На этих днях получила письмо от Ч., который пишет, что интересуется Таней, – она существо необыкновенное, оригинальное, сфинкс, влекущий к себе. Грустно даже стало, как подумаешь – до чего люди любят строить себе воображаемые существа! Утонченный, индивидуальный эгоизм, на подкладке изящных искусств – вот истинная сущность Тани, вот ее сокровенное «я». Она, правда, много выстрадала, но из этого страдания унесла не любовь к несчастным, не горечь негодования, а одно страстное желание личного счастья; желание, в сущности, вполне законное, но у нее возведенное на степень какого-то культа, утонченного до болезненности, со страшными следами надломленности. Она создана, чтобы так прожить, о чем сама говорила мне: «Я знаю, что не проживу долго, и хочу в данное время, которое мне дано судьбою, – испытать счастье». И смотря на ее наружность – я невольно молчала и не возражала ей: да, пожалуй, она долго не проживет! И она права, стремясь к наслаждению, – отчего ж? – ведь от жизни надо брать все, что она может дать. Ах, Таня, Таня! Если бы ты могла любить меня, как я тебя! если бы ты на минутку вышла из своего индивидуализма и была способна понять чью-нибудь душу, кроме своей собственной!

Нет, не суждена мне дружба ни в родственном кругу, ни в товарищеском… Несчастная странница – одинокая душа – чего же ты ищешь?!

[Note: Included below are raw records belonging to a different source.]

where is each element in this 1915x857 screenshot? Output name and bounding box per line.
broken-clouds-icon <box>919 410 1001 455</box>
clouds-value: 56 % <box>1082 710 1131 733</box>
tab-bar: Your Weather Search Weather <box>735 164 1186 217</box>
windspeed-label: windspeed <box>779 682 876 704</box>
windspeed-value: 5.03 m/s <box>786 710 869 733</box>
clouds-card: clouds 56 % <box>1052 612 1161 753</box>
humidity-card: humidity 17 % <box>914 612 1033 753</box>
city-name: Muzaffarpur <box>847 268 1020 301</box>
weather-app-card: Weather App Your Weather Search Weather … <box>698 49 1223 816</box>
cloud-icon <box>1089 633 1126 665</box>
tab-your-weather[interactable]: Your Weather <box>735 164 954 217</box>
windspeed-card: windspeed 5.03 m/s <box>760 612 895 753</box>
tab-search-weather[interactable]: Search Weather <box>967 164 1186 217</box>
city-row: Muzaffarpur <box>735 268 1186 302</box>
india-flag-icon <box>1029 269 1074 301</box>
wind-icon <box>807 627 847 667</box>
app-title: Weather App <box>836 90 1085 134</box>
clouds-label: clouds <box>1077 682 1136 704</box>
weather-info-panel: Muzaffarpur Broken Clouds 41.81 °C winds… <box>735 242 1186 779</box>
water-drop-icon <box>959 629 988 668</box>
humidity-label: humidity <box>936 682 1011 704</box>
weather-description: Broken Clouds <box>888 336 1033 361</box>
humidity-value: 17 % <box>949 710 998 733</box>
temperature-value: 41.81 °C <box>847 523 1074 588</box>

И невольно приходит в голову сюжет для повести или рассказа… Содержанием книжки служило бы все пережитое за эти годы: знакомство с миром науки, потом – искание чего-то, неудовлетворенность, потеря веры, знакомство с Неплюевским братством, описание этого уголка, где жизнь построена на идеальных основах, наконец, – ясное сознание невозможности какой бы то ни было веры, двойственное сознание – привязанности к этим людям идеи, и невозможность вполне слиться с ними – приводящая к самоубийству над книгою Лукреция «De natura rerum». Это было бы в своем роде «Годы странствования», но не Вильгельма Мейстера, а никому не ведомой курсистки.

Мне страшно сделалось, когда я увидела, какую волю дала я своей фантазии. Еще рассказ небольшой написать – позволительно, – но чтобы потратить столько времени даром, чтобы написать нечто большее, нежели рассказец, – это уж никогда! никогда! И всего досаднее, что разыгравшаяся фантазия отрывала от занятий, от философии и уносила далеко-далеко, действительно – «в мир идей».